Asymmetric Crypto Engine

Introduction

The Asymmetric Crypto Engine (PKE) is a dedicated hardware acceleration unit within the SoC for handling public-key cryptographic operations. Compared with software implementations, the hardware acceleration engine can significantly improve the execution efficiency of asymmetric cryptographic algorithms while protecting key security through a physical isolation mechanism, playing an important role in IoT security systems.

Application Background

In IoT device security scenarios, asymmetric cryptographic algorithms are widely used in critical security processes such as digital signatures, key exchange, and identity authentication. However, such algorithms involve a large number of complex mathematical operations (e.g., large-number modular exponentiation and elliptic curve point multiplication). If implemented entirely in software, they consume significant CPU resources with low execution efficiency. The Asymmetric Crypto Engine implements these core operations through dedicated hardware circuits, greatly improving operation speed while ensuring security.

Working Principle

The Asymmetric Crypto Engine connects to the CPU through the APB bus and internally contains dedicated computation units and storage units. When the application layer needs to perform an asymmetric cryptographic operation, the CPU writes the operation parameters into the engine’s registers and memory area, configures the control register to start the operation, and the engine hardware automatically completes the core cryptographic operation and returns the result. The entire process is transparent to the upper-layer application, and the user can complete the operation through APIs.

Security Features

The Asymmetric Crypto Engine fully considers security protection requirements in its architecture design:

  • Physical isolation: The engine’s internal storage unit is isolated from the system bus, preventing keys from being stolen by bus sniffing attacks.
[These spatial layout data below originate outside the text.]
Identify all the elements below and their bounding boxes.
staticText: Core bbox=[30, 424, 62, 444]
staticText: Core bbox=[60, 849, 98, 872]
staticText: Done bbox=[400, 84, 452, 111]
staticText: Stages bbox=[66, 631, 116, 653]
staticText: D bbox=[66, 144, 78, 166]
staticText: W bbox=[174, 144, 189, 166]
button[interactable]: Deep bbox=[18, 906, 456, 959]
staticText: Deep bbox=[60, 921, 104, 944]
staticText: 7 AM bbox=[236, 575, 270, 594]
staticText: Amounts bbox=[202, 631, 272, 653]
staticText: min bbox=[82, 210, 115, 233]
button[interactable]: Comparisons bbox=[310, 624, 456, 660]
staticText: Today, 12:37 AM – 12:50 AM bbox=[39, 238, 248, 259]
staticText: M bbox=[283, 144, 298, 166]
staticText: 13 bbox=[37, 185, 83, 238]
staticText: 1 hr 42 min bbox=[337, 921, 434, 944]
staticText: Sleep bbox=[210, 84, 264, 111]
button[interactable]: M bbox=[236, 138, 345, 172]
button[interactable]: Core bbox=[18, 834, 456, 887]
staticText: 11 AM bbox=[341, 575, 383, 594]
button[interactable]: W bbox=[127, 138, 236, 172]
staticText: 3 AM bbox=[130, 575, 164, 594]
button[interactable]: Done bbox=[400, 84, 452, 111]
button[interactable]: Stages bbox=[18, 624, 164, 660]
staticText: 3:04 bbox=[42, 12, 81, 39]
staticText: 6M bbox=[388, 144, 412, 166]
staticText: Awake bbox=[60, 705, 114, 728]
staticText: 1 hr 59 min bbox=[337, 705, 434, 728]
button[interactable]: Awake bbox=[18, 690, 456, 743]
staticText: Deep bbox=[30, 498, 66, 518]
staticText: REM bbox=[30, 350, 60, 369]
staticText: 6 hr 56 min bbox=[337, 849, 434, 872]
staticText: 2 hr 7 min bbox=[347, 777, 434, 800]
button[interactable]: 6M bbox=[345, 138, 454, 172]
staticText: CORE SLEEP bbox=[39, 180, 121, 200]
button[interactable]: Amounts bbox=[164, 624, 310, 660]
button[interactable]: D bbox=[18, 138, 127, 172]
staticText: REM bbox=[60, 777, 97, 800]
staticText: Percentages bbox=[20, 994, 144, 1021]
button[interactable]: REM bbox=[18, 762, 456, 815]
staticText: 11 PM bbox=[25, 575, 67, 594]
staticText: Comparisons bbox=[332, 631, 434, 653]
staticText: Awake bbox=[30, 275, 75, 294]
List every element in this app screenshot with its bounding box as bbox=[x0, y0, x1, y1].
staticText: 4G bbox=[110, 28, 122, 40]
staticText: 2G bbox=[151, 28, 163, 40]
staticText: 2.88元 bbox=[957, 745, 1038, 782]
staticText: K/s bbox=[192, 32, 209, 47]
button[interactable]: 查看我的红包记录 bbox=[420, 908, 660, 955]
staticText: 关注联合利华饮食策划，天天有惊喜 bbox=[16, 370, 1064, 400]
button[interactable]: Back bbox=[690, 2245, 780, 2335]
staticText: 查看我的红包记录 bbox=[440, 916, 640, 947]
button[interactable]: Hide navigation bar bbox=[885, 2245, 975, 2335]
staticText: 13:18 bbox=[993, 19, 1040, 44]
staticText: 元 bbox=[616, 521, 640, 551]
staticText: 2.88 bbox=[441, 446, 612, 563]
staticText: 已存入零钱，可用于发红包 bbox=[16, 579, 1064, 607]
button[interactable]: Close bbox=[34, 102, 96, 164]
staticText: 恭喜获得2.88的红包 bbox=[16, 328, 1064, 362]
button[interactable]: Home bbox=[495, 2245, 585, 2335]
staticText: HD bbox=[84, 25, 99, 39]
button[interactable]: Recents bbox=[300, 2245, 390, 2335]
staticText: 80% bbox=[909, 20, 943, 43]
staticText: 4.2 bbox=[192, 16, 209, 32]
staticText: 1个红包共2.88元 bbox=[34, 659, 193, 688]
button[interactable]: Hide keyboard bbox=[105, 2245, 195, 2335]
  • OTP key support: Supports pre-burning private keys into the OTP (One Time Programmable) region. The OTP key is directly connected to the engine and cannot be read or tampered with externally.

  • Side-channel attack protection: Some chip models support DPA (Differential Power Analysis), SPA (Simple Power Analysis), and Timing Attack protection.

  • TrustZone support: Some chip models support ARM TrustZone technology and can automatically identify the CPU’s secure/non-secure access state.

Advantages

Compared with a pure software implementation, the Asymmetric Crypto Engine offers the following advantages:

  • High performance: Hardware acceleration significantly shortens operation time and reduces CPU usage.

  • Low power consumption: Dedicated hardware circuits consume less power than running software algorithms on a general-purpose CPU.

  • High security: The physical isolation mechanism and OTP key storage effectively prevent key leakage.

  • Ease of use: Provides well-encapsulated API interfaces, so users do not need to be concerned with low-level hardware details.

Functional Architecture

The following lists the functional specifications of the Asymmetric Crypto Engine by chip series, including the basic functions.

RTL8721Dx:

Not supported.

OTP Keys

In addition to software keys, the engine also supports pre-burning private keys into the OTP region. The OTP key is directly connected to the engine through a physical isolation mechanism and cannot be read or tampered with externally. It is the recommended solution for protecting core private keys in production environments.

RTL8721Dx:

Not supported.

Working Principle

The Asymmetric Crypto Engine connects to the CPU through the APB bus and operates in Slave mode. The engine internally contains computation units, storage units, and control registers. The CPU completes operation parameter configuration and result retrieval by reading and writing these registers.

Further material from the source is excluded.